Сашенька с трудом проглотила комок в горле и без энтузиазма, заикаясь от робости, начала:

 
Поток дневного света
Обрезан об окно.
Хорошая примета
Как крепкое вино.
Без всякого навета
И прочего вранья
Хорошая примета
Как радуга моя…
 

– Стоп, – прервала ее тетка. И, качнув бокалом, выразительно продекламировала:

 
Зима недаром злится,
Прошла ее пора.
Весна в окно стучится
И гонит со двора.
 

– Ничего не напоминает?

– Размер тот же, – пролепетала Сашенька. Кто бы мог подумать, что тетка знает наизусть хоть какие-то стихи? И разбирается в поэзии.

– Ну и зачем?

– Но…

– Зачем кому-то подражать? Глупостью заниматься зачем? Время драгоценное терять? Выброси это немедленно. И не вздумай никуда с этим ходить, не смеши людей. Еще что-нибудь есть?

– Я роман начала писать.

– Роман? Это уже интереснее, потому что поэзия сейчас не пользуется спросом. О чем роман?

– О любви.

– Что ты знаешь о любви, девочка? – рассмеялась тетка. – Ты ведь девственница?

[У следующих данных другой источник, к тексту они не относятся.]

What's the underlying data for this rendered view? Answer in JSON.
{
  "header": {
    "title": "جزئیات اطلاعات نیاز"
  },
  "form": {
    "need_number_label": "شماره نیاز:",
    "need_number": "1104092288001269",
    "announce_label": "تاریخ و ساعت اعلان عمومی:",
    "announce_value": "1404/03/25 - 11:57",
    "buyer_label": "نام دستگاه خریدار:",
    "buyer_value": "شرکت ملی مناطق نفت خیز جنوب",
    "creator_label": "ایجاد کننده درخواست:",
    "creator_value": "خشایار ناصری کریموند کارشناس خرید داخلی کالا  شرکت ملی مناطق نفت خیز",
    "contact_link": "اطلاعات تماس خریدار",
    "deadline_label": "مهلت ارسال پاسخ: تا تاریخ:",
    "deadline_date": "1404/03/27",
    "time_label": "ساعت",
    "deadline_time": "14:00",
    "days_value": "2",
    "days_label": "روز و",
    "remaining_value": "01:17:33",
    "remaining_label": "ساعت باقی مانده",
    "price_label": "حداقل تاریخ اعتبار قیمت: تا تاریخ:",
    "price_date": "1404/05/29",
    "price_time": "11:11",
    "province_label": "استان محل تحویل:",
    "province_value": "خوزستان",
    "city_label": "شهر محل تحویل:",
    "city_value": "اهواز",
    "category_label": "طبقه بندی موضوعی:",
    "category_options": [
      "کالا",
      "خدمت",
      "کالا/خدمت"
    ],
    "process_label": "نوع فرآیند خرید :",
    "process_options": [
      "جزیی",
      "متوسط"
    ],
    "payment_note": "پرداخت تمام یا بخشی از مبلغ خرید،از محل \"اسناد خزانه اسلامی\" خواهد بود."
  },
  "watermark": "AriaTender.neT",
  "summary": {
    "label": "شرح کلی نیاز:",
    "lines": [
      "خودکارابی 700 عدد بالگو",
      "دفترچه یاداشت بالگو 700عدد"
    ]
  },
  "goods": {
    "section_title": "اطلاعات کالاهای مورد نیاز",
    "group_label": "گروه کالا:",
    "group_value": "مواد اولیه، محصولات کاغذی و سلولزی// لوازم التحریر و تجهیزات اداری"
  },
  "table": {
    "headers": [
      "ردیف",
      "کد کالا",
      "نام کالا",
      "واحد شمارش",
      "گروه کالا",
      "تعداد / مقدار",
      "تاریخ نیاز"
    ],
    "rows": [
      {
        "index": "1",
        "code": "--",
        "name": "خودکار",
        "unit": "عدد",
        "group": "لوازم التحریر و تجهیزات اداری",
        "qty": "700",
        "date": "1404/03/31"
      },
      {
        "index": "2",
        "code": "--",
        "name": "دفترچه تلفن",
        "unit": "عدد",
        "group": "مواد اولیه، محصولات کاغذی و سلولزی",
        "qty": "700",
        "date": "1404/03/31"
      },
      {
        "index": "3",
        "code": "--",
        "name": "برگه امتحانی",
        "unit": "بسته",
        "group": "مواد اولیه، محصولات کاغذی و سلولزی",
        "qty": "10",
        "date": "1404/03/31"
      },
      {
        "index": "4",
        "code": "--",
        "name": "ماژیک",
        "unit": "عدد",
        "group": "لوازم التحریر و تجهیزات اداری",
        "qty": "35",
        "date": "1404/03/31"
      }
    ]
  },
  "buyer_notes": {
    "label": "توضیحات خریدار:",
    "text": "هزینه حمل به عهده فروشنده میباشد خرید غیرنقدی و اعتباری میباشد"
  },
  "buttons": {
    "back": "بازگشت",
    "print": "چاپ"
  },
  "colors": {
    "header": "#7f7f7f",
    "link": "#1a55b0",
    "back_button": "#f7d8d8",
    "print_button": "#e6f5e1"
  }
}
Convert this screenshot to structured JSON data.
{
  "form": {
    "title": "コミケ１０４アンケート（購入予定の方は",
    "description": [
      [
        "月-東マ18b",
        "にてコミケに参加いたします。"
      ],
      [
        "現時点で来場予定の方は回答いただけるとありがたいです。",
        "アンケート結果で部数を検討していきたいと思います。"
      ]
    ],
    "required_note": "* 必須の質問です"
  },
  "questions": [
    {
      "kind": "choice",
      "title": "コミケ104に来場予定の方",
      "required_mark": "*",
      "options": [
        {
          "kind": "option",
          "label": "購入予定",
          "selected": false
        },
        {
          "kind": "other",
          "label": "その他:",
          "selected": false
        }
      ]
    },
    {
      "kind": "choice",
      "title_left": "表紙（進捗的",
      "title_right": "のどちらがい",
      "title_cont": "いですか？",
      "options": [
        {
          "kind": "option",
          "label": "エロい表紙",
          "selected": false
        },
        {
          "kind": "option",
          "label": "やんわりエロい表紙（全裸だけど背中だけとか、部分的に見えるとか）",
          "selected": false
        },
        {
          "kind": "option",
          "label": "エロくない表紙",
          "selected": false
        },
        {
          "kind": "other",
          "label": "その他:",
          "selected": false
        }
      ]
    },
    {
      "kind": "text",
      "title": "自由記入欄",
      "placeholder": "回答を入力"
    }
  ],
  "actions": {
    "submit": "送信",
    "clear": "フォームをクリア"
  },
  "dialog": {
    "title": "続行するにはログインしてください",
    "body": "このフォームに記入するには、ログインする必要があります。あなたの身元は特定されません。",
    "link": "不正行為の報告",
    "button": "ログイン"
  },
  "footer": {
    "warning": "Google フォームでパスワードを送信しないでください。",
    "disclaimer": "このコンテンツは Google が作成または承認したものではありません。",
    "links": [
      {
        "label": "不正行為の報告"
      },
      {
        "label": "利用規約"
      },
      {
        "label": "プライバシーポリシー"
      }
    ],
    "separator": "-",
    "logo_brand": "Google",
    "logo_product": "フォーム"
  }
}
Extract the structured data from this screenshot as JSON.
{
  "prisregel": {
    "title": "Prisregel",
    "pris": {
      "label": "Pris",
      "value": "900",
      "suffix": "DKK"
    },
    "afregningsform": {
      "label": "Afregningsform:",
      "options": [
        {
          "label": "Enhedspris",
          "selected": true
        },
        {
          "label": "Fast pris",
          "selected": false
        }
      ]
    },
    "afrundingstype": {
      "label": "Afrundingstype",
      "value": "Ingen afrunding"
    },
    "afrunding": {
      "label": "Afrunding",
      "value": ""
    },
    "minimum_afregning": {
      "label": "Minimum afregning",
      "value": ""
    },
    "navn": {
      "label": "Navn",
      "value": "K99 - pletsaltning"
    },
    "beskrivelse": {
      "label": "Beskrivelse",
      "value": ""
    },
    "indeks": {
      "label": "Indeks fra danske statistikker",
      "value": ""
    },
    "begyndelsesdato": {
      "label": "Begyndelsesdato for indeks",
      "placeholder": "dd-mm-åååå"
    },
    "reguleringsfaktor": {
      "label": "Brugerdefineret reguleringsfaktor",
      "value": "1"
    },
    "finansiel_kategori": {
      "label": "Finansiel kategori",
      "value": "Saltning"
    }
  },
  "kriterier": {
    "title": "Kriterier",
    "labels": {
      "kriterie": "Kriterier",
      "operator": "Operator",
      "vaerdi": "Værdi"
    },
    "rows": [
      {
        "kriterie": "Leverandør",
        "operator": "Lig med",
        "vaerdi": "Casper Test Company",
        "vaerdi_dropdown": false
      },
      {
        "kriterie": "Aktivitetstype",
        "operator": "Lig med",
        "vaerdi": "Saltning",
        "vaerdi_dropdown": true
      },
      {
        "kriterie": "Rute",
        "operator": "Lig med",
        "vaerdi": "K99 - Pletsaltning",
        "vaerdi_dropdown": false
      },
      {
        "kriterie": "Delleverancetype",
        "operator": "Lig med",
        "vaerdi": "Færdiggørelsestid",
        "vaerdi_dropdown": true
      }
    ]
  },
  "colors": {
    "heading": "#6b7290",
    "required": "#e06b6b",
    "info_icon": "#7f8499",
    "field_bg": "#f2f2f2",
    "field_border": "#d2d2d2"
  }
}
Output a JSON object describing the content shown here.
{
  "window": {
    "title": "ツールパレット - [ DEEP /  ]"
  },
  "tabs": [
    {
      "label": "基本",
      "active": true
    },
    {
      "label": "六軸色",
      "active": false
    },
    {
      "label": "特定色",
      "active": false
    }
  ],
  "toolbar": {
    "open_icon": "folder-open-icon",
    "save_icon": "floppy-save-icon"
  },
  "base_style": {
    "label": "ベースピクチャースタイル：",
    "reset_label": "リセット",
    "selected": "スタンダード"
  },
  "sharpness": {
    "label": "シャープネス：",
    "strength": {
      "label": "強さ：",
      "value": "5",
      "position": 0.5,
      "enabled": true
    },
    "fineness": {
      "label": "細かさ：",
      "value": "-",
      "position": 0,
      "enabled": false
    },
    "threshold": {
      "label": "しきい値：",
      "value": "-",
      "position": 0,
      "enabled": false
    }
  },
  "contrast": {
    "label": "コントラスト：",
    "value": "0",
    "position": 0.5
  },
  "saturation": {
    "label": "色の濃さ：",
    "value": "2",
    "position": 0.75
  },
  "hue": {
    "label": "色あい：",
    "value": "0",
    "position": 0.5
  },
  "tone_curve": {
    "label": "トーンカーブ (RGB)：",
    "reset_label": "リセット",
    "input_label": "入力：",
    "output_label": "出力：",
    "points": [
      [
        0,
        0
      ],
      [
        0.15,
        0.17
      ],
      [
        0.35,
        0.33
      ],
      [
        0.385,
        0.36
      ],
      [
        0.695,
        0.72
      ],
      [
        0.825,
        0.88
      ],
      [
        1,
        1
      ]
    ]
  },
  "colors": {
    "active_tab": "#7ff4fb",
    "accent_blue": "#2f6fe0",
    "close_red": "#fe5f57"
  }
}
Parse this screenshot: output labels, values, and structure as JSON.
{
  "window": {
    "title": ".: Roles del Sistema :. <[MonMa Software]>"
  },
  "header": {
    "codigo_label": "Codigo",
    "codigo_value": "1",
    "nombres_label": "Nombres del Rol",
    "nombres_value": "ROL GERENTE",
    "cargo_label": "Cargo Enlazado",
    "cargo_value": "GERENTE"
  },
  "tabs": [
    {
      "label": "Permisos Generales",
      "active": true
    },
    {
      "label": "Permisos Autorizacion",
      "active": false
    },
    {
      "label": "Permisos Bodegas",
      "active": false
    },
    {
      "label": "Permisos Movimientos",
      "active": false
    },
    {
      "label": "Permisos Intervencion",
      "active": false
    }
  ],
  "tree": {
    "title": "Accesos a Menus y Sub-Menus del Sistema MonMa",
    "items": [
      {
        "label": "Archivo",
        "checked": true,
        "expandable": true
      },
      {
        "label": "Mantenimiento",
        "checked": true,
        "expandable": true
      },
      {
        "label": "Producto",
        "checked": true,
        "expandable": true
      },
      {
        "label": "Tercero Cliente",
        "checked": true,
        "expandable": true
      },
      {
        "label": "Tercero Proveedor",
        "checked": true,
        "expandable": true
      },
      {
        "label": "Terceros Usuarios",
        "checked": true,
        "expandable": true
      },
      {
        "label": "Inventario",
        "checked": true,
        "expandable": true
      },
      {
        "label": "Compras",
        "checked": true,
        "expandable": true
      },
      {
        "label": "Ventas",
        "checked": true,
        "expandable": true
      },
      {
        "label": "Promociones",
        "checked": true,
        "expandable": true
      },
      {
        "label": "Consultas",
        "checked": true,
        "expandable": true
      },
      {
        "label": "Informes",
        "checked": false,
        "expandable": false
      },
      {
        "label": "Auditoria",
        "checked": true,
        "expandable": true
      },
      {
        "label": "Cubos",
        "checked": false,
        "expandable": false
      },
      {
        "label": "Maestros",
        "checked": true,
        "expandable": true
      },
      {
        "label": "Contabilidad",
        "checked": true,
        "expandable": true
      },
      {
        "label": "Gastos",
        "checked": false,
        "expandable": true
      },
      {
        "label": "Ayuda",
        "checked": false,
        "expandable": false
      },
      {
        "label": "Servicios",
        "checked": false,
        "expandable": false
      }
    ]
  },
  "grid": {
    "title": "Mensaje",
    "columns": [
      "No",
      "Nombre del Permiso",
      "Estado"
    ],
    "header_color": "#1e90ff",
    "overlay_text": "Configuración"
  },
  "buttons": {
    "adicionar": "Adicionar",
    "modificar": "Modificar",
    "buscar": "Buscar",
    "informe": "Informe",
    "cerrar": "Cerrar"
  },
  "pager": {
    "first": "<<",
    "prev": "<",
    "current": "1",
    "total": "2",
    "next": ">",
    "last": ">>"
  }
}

Сашенька опять побагровела:

– Порядочные девушки не обсуждают это вслух.

– Значит, девственница, – удовлетворенно кивнула тетка. – Роман о любви от девственницы. Это забавно. А секс там есть? – ехидно спросила она. – Роман о любви не может быть без постельных сцен. Ну и как ты их собираешься писать? Не имея постельного опыта?

– А если не собираюсь?

– Без секса это не продается, – отрезала тетка.

– Так что же мне делать? Сначала замуж выйти, а потом писать?

– Ты сначала выйди. Думаешь, это так просто? Замуж, – хмыкнула тетка. – То есть интимных отношений вне брака ты не признаешь. Забавно, – повторила она. – Узнаю родные Грачи.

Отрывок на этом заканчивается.